Visual Flow is an ETL/ELT tool designed for effective data management via convenient and user-friendly interface. The tool has the following capabilities:
- Can integrate data from heterogeneous sources:
- Azure Blob Storage
- AWS S3
- Cassandra
- Click House
- DB2
- Databricks JDBC (global configuration)
- Databricks (Databricks configuration)
- Dataframe (for reading)
- Google Cloud Storage
- Elastic Search
- IBM COS
- Kafka
- Local File
- MS SQL
- Mongo
- MySQL/Maria
- Oracle
- PostgreSQL
- Redis
- Redshift
- REST API
- It supports the following file formats:
- Delta Lake
- Parquet
- JSON
- CSV
- ORC
- Avro
- Text
- Binary (PDF, DOC, Audio files)
- Leverage direct connectivity to enterprise applications as sources and targets
- Perform data processing and transformation
- Run custom code
- Leverage metadata for analysis and maintenance
- Allows to deploy in two configurations and run jobs in Spark/Kubernetes and Databricks environments respectively
- Leverages Generative AI capabilities via tasks like Parse text, Generate data, Transcribe, Generic task
Visual Flow application is divided into the following repositories:
- Visual-Flow-frontend
- Visual-Flow-backend (current)
- Visual-Flow-jobs
- Visual-Flow-deploy
- Visual-Flow-backend-db-service
- Visual-Flow-backend-history-service
Visual Flow backend is the REST API app, that serves as a middleware between frontend application and k8s-like orchestration environments, that run jobs with Spark.
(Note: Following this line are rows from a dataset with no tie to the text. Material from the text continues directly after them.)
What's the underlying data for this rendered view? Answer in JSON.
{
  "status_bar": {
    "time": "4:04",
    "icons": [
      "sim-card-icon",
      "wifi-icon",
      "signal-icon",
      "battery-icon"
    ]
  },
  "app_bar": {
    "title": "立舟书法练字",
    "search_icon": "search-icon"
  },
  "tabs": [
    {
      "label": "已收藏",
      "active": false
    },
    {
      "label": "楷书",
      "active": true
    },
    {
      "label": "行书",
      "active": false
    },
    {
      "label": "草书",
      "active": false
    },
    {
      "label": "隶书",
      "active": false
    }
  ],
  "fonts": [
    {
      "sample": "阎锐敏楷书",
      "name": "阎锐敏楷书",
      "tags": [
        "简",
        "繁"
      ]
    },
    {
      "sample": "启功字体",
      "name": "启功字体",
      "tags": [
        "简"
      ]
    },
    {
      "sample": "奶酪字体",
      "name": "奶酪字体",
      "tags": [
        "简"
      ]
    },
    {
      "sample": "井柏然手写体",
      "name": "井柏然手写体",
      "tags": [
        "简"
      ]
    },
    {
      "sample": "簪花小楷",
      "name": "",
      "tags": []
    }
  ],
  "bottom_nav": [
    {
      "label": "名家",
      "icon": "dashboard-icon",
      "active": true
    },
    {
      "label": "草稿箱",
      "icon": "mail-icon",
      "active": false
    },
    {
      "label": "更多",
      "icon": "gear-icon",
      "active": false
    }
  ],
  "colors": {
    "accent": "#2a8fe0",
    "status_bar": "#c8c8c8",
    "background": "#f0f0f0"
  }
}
It gives you ability to manage Visual Flow entities (projects, jobs, pipelines) in the following ways:
- Create/delete project which serves as a namespace for jobs and/or pipelines
- Manage project settings
- User access management
- Create/maintain a job
- Job execution and logs analysis
- Create/maintain a pipeline
- Pipeline execution
- Cron pipelines
- Import/Export jobs and pipelines
Visual Flow is an open-source software licensed under the Apache-2.0 license.